Veio a eleição direta para presidente da República em 1989 e o jornal entrou bem devagar na onda. Lembro que até houve uma série (incompleta) de entrevistas com os presidenciáveis, que nem de longe lembrava a repercussão das antigas entrevistas. Outros tempos. Mas o Collor e o Maluf continuavam a receber marcação especial dos cartunistas em meio a uma grande imprensa com Síndrome de Hebe Camargo — tudo muito gracinha. Já naquela época prenunciava-se o fim da imprensa, não por culpa da internet, mas por seus próprios erros. E os cartunistas continuavam atirando.

Na edição nº 1024, de 7 de setembro de 1989, o então candidato Maluf, aquele do “estupra mas não mata”, ganhou uma página central, digamos assim, não muito higiênica. O jornal foi pra banca e acabou sendo apreendido. Pra variar, a repercussão ficou longe do esperado.

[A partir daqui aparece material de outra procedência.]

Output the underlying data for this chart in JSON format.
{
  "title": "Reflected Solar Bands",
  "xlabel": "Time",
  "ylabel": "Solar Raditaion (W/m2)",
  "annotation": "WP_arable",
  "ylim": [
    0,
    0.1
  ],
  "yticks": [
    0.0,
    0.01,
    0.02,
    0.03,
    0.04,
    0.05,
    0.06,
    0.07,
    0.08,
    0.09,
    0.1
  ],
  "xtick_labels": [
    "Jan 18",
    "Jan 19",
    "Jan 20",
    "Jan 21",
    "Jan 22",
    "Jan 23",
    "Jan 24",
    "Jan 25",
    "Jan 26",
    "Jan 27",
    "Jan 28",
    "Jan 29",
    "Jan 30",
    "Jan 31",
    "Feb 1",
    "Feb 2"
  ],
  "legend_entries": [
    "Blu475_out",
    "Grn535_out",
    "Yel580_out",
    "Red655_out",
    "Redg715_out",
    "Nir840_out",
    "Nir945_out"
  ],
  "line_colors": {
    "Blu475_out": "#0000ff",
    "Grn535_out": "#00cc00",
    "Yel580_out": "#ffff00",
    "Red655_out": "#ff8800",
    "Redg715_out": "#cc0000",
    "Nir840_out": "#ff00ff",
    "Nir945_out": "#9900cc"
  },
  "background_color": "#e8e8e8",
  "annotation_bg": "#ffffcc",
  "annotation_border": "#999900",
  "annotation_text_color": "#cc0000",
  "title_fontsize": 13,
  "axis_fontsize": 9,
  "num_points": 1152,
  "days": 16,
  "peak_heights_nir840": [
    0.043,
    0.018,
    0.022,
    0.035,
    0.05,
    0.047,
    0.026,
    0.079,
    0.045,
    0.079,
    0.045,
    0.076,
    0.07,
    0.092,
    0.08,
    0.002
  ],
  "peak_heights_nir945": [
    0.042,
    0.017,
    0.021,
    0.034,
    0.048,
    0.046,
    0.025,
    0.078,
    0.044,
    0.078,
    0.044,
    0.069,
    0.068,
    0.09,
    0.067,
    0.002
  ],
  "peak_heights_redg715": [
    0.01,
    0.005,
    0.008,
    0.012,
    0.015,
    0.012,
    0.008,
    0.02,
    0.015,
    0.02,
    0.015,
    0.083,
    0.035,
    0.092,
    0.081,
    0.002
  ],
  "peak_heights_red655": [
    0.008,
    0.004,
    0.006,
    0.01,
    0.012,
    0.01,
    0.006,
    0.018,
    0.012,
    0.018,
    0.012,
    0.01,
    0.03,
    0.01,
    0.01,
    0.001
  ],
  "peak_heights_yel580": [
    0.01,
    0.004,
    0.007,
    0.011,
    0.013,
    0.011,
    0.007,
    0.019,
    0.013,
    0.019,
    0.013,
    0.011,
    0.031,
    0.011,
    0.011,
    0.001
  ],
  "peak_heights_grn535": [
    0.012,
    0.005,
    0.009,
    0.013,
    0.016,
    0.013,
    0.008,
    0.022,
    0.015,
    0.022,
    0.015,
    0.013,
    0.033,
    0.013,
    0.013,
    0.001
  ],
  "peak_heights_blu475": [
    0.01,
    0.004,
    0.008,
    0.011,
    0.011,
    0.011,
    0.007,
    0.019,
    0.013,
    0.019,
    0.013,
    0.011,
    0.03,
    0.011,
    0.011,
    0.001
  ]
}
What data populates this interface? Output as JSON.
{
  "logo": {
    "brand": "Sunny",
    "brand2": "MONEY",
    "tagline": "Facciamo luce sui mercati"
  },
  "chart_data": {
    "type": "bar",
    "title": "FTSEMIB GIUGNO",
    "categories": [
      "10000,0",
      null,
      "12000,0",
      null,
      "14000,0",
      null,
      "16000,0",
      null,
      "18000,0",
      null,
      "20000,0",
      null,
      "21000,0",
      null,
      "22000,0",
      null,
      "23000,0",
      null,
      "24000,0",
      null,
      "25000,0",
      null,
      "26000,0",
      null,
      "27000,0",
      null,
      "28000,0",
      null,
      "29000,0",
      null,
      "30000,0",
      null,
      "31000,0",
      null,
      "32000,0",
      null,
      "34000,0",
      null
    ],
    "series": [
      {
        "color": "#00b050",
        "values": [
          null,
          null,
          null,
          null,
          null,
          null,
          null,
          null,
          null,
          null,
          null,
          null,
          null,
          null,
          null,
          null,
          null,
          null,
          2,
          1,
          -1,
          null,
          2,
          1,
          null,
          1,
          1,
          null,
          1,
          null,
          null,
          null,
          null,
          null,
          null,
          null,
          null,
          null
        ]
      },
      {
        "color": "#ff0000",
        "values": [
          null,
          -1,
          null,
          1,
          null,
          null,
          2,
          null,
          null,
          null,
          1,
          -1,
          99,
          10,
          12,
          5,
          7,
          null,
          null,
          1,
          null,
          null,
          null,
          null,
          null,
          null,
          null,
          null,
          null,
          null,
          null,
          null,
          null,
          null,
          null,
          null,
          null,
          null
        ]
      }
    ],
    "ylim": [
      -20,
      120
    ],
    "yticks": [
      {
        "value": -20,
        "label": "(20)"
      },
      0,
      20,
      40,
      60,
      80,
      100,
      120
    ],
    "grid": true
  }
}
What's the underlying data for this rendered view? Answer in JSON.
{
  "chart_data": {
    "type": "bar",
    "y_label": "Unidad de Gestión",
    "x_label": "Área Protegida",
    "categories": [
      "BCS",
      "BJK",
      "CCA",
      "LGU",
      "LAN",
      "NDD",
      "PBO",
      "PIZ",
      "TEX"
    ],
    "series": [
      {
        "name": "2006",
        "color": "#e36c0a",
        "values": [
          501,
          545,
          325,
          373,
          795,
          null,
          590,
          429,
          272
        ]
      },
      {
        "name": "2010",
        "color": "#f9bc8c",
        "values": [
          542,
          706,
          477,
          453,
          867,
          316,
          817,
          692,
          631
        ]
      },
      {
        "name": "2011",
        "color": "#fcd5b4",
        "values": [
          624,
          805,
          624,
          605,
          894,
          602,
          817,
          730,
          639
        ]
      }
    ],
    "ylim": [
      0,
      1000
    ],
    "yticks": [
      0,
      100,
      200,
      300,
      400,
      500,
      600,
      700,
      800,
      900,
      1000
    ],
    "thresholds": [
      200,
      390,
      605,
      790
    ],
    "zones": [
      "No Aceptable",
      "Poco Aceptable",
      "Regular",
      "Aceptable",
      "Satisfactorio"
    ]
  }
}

Collor acabou levando a presidência, e o velho Pasquim de guerra deu o mote na edição nº 1032, de 12 de janeiro de 1990. “Votaram nelle? Fodam-se!”. Não deu outra. Cabe aqui registrar o que aconteceu à época. Desde o primeiro panfleto jogado no chão até o impeachment, o Pasquim semanalmente despejava quilos de cartuns contra o candidato vitorioso. Após o resultado das urnas, os eleitores do Collor começaram uma onda de “deixa o homem trabalhar, vocês estão torcendo contra”... isso em 1990, sem internet nem redes sociais. Não é à toa que Ivan Lessa dizia: “A cada 15 anos, o Brasil esquece os últimos 15 anos”.

Continuei no jornal até a edição nº 1055, de 13 de dezembro de 1990. Hoje, revendo as edições para este texto, percebo que saí no mesmo mês em que publiquei meu primeiro cartum na vida, sete anos depois. Deve ter algum significado. Se tivesse consultado alguma numeróloga na época, saberia. Significaria que perdi o dinheiro da consulta. Quase três décadas se passaram desde então, mas até que não pesam tanto assim. O que chateia mesmo são os jornais que eu guardava semanalmente, branquinhos, branquinhos. Hoje estão todos amarelados e manchados. Os que não estão sujos nem empoeirados estão guardados na memória, lugar sabidamente seguro e protegido da ação do tempo.